Since we have already established that the distribution of data for each depth group is likely not normally distributed, Tukey’s HSD would be not recommended as it assumes a normal distribution. Fisher’s LSD however, does not assume normality of data and thus would be the appropriate test to use for this situation.
library(agricolae)
## Warning: package 'agricolae' was built under R version 4.5.2
print(LSD.test(quakes_aov,trt="depth_cat",p.adj="bonferroni"))
## $statistics
## MSerror Df Mean CV
## 476.2118 997 33.418 65.30097
##
## $parameters
## test p.ajusted name.t ntr alpha
## Fisher-LSD bonferroni depth_cat 3 0.05
##
## $means
## stations std r se LCL UCL Min Max Q25 Q50 Q75
## (0,200] 35.63636 22.91381 418 1.067362 33.54183 37.73090 10 123 19 29 45
## (200,400] 30.07568 19.13864 185 1.604406 26.92728 33.22408 10 132 17 25 35
## (400,700] 32.63980 21.81439 397 1.095229 30.49058 34.78902 10 129 18 25 41
##
## $comparison
## NULL
##
## $groups
## stations groups
## (0,200] 35.63636 a
## (400,700] 32.63980 ab
## (200,400] 30.07568 b
##
## attr(,"class")
## [1] "group"
According to the Fischer’s LSD, Seismic events with depths between 0-200km have significantly higher mean number of reporting stations than those at depths between 200-400km (because they don’t share a letter and the mean is higher: 35.63636 > 30.07568).
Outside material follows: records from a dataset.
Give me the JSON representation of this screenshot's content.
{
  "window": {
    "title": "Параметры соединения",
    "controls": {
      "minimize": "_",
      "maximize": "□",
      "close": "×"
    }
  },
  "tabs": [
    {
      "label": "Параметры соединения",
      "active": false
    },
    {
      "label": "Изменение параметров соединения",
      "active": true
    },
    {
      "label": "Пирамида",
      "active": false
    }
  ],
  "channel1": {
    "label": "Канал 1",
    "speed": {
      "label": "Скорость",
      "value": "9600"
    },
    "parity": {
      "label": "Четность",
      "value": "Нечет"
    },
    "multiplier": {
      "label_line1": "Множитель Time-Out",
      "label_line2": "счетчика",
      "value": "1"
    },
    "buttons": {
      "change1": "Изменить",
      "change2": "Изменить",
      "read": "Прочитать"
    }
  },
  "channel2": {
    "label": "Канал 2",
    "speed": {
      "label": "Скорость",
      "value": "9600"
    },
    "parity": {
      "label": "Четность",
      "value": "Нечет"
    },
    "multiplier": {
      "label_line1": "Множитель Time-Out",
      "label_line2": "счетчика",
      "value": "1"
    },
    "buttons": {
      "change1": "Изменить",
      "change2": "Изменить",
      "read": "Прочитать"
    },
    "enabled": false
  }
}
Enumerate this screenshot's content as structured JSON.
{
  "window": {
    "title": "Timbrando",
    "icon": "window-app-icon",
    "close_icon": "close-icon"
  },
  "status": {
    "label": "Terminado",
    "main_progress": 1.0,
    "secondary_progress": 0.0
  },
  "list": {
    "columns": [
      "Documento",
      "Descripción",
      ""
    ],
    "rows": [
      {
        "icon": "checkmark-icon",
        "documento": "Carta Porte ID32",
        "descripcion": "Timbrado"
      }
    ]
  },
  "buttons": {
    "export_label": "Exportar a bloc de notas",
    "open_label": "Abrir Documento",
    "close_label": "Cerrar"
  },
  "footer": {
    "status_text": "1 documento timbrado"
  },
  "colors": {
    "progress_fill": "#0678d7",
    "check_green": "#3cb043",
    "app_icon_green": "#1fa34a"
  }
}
However seismic events at depths between 400-700km appear to have no significant differences in the mean number of reporting stations between either of the other groups (which is why this group shares the letter designation ab, similar to both a and b). Overall, the 0–200 km depth interval appears to have the highest mean number of reporting stations, although it is not significantly different from the 400–700 km interval.